Les honneurs que recueille le Vaudois ne sont pas pour me déplaire, car il y a, dans son succès et son accession dans le gotha du tennis, une petite leçon de morale qui rassure. Une morale selon laquelle la valeur travail a plus que jamais un sens.

Chapeau à Wawrinka pour ne pas avoir cédé au découragement et pour avoir toujours cru en son potentiel, alors que tout le pays (sauf vous peut-être…) n’avait d’yeux que pour Roger-le-magnifique. Le Vaudois, dans l’ombre de notre indifférence polie, s’accrochait obstinément, travaillait, se corrigeait; il perdait mais il refusait de se résigner à ce qui semblait devenir une fatalité. Il était bien plus que ce que certains (des journalistes mais pas seulement…) avaient décidé qu’il devait être. Son cheminement honore aujourd’hui autant son talent que son acharnement à progresser et sa détermination à refuser de se laisser abattre et enfermer par les jugements faciles… Et tout ça avec une apparente humilité, qui ne semble pas être feinte ni construite par un conseiller en marketing. Il semble enfin libre, Stan.
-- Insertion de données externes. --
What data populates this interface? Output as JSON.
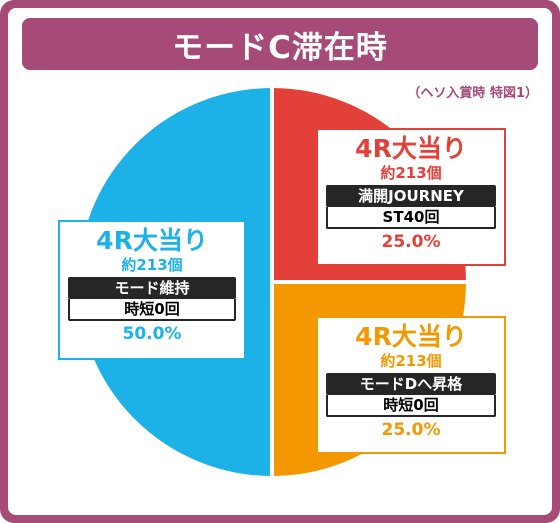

Qui d’entre nous peut imaginer ce qu’il a dû ressentir au plus profond de lui comme amertume toutes les fois où, lui battu, on ne lui parlait que de… Federer ? Aucun cadeau ne lui aura été fait. Il a dû s’arracher. Bosser. Et le mot "mérite" prend ici tout son sens. Sans rien retirer - évidemment ! – au génie de Federer, le chemin plus laborieux que Wawrinka se trace est plus touchant. Il est aussi, au sens premier du mot, admirable. Quelque chose dans son regard a changé. Et dans notre regard sur lui aussi.

Dans notre société où l’imposture est monnaie courante, il y a comme une justice qui se dégage de son itinéraire. Comme une vérité. La vérité du travail, de l’effort, de l’abnégation. Vous, je ne sais pas, mais en ce qui me concerne, je trouve ça exemplaire.

PS. Et en plus il est toujours présent en Coupe Davis, lui.